Hari Kesehatan Mental Dunia: Krisis Sunyi di Tempat Kerja, Separuh Pekerja Alami Burnout dan Tekanan

JAKARTA, iNewsSragen.id - Setiap 10 Oktober, dunia memperingati Hari Kesehatan Mental Sedunia (World Mental Health Day). Namun bagi jutaan pekerja di seluruh dunia, isu kesehatan mental bukan sekadar peringatan tahunan, melainkan realitas harian yang mereka hadapi dalam rutinitas kerja penuh tekanan. Di balik layar rapat daring, tenggat waktu yang menumpuk, dan ekspektasi tinggi perusahaan, tersembunyi krisis sunyi yang kian meluas burnout atau kelelahan mental kronis.
Laporan internasional bertajuk “SHRM 2025 Insights: Workplace Mental Health” mengungkap bahwa lebih dari 52% pekerja global mengalami burnout, sementara empat dari sepuluh pekerja menyatakan pekerjaan mereka berdampak negatif pada kesehatan mental. Bahkan, 91% generasi Z mengaku sering menghadapi tantangan mental di tempat kerja, dan 35% di antaranya mengalami depresi.
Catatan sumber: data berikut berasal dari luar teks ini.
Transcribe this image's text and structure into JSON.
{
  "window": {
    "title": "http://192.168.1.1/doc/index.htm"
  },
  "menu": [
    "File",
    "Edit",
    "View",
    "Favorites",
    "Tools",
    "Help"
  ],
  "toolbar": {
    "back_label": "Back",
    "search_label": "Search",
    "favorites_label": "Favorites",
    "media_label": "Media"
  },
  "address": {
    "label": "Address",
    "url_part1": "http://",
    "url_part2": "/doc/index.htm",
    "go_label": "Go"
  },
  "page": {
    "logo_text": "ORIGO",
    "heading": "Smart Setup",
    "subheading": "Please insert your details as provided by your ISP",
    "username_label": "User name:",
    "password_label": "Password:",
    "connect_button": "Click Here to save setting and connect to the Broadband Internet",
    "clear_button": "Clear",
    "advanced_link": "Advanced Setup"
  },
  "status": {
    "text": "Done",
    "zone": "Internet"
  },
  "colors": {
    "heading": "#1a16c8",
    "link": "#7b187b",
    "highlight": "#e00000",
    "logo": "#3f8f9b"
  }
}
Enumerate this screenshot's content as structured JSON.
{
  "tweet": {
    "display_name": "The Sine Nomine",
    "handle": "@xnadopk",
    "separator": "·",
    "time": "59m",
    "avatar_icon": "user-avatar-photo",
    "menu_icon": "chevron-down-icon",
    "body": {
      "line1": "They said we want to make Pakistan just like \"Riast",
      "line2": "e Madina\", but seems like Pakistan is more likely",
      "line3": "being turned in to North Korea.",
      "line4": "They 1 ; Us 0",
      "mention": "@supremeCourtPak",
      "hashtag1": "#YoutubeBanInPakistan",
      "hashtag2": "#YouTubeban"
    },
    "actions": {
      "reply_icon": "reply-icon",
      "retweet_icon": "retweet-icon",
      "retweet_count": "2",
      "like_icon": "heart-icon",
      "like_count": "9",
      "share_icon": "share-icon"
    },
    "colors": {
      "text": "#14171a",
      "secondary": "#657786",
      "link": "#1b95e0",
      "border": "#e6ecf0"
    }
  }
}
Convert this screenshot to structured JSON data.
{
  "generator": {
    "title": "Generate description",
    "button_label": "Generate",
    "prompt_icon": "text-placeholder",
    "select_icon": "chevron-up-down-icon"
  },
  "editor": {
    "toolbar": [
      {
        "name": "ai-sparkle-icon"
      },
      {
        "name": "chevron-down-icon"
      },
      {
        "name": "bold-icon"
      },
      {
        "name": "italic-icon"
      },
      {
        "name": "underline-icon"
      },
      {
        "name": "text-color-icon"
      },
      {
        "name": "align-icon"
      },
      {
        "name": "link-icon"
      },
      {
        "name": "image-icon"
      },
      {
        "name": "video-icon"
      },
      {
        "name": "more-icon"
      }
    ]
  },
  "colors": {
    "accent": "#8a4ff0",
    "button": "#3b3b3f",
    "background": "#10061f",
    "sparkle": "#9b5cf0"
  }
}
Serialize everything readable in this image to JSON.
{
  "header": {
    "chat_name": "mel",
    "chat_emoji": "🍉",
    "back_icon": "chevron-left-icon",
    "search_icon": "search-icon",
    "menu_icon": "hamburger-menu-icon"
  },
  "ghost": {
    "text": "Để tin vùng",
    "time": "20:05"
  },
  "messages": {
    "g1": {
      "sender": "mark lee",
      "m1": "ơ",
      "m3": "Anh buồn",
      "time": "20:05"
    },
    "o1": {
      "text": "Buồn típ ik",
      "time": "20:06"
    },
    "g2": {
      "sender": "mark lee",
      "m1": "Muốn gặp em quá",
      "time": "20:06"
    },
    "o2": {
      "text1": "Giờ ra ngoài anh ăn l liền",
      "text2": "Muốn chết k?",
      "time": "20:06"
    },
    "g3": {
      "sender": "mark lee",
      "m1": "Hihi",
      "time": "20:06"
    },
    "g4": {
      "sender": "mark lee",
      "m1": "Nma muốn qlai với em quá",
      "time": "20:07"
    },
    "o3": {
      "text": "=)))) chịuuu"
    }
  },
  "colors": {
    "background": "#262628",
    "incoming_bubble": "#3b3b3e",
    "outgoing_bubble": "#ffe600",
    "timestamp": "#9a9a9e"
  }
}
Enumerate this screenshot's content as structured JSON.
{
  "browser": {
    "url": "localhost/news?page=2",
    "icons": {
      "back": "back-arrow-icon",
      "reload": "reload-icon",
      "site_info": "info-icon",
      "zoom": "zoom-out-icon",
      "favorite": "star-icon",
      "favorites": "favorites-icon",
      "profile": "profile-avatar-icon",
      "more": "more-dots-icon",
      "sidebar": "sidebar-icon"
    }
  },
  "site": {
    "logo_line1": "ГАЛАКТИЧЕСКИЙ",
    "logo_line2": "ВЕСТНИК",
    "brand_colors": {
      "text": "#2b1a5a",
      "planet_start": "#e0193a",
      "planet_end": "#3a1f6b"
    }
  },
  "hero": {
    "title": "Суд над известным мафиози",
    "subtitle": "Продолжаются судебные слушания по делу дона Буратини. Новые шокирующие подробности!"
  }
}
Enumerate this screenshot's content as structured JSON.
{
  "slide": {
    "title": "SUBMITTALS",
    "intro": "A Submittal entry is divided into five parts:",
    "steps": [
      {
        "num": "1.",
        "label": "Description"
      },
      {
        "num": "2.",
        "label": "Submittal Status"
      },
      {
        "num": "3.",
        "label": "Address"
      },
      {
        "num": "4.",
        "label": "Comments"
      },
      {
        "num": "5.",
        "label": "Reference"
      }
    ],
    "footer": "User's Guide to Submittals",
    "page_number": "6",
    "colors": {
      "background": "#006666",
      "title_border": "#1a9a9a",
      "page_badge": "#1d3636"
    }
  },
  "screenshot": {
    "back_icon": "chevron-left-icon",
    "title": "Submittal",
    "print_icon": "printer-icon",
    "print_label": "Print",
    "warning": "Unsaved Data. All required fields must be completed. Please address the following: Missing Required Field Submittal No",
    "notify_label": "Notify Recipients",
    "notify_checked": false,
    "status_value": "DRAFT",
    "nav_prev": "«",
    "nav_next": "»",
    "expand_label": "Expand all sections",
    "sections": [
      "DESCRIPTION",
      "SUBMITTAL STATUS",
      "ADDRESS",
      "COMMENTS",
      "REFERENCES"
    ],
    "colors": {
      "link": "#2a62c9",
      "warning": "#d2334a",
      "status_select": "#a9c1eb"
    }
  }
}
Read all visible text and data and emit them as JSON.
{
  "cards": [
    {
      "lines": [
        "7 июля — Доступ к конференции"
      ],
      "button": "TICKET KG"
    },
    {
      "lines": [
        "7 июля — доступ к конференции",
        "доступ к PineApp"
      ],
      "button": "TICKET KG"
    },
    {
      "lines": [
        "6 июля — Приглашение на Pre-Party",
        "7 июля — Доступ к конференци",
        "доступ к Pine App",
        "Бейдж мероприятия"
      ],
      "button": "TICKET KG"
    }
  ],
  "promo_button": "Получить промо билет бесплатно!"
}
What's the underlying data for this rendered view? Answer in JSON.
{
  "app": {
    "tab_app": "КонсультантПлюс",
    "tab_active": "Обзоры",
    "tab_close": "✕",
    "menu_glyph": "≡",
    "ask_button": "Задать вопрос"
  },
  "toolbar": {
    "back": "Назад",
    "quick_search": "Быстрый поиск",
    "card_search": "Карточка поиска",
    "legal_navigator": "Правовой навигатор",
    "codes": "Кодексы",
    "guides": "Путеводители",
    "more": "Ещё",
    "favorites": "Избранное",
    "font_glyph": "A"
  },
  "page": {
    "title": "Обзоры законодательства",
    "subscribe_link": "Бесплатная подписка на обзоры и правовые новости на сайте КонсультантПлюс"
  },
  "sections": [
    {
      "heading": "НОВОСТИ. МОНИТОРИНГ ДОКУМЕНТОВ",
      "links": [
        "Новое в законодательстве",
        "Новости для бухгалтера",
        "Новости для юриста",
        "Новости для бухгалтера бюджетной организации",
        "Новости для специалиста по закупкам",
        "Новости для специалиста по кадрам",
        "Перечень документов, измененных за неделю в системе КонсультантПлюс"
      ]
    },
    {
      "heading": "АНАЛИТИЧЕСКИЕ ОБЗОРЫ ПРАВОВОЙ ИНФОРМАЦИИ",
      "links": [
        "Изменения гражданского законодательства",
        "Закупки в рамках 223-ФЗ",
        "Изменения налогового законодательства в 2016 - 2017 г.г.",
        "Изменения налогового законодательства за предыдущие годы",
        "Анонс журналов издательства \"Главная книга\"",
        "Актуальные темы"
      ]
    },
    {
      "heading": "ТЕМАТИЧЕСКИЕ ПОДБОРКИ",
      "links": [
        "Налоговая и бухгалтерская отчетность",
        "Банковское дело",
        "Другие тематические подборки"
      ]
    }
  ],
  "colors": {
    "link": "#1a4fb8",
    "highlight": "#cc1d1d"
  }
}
Fakta ini memperlihatkan bahwa kesehatan mental kini menjadi salah satu indikator vital dalam keberlanjutan tenaga kerja modern.
Yang menarik, meski 60% karyawan merasa puas dengan pekerjaannya, banyak di antaranya tetap mencari peluang baru. Fenomena ini dikenal sebagai “content but quitting” tanda bahwa kepuasan kerja tidak selalu berbanding lurus dengan kesejahteraan psikologis. Tekanan emosional, stres kronis, hingga lingkungan kerja yang tidak suportif menjadi faktor pendorong utama di balik tingginya tingkat turnover di dunia kerja saat ini.
Situasi serupa juga terjadi di Indonesia. Berdasarkan Survey Workplace Wellbeing Score Indonesia 2025, tingkat kesejahteraan mental pekerja Indonesia masih di bawah rata-rata global, yakni 50,98% dibanding 58,62%. Akibatnya, produktivitas kerja menurun, angka absensi meningkat, dan banyak karyawan yang secara fisik hadir namun mentalnya “tidak hadir”. Fenomena presenteeism ini bahkan diperkirakan menimbulkan kerugian antara USD 300 hingga USD 900 per karyawan per bulan karena penurunan performa.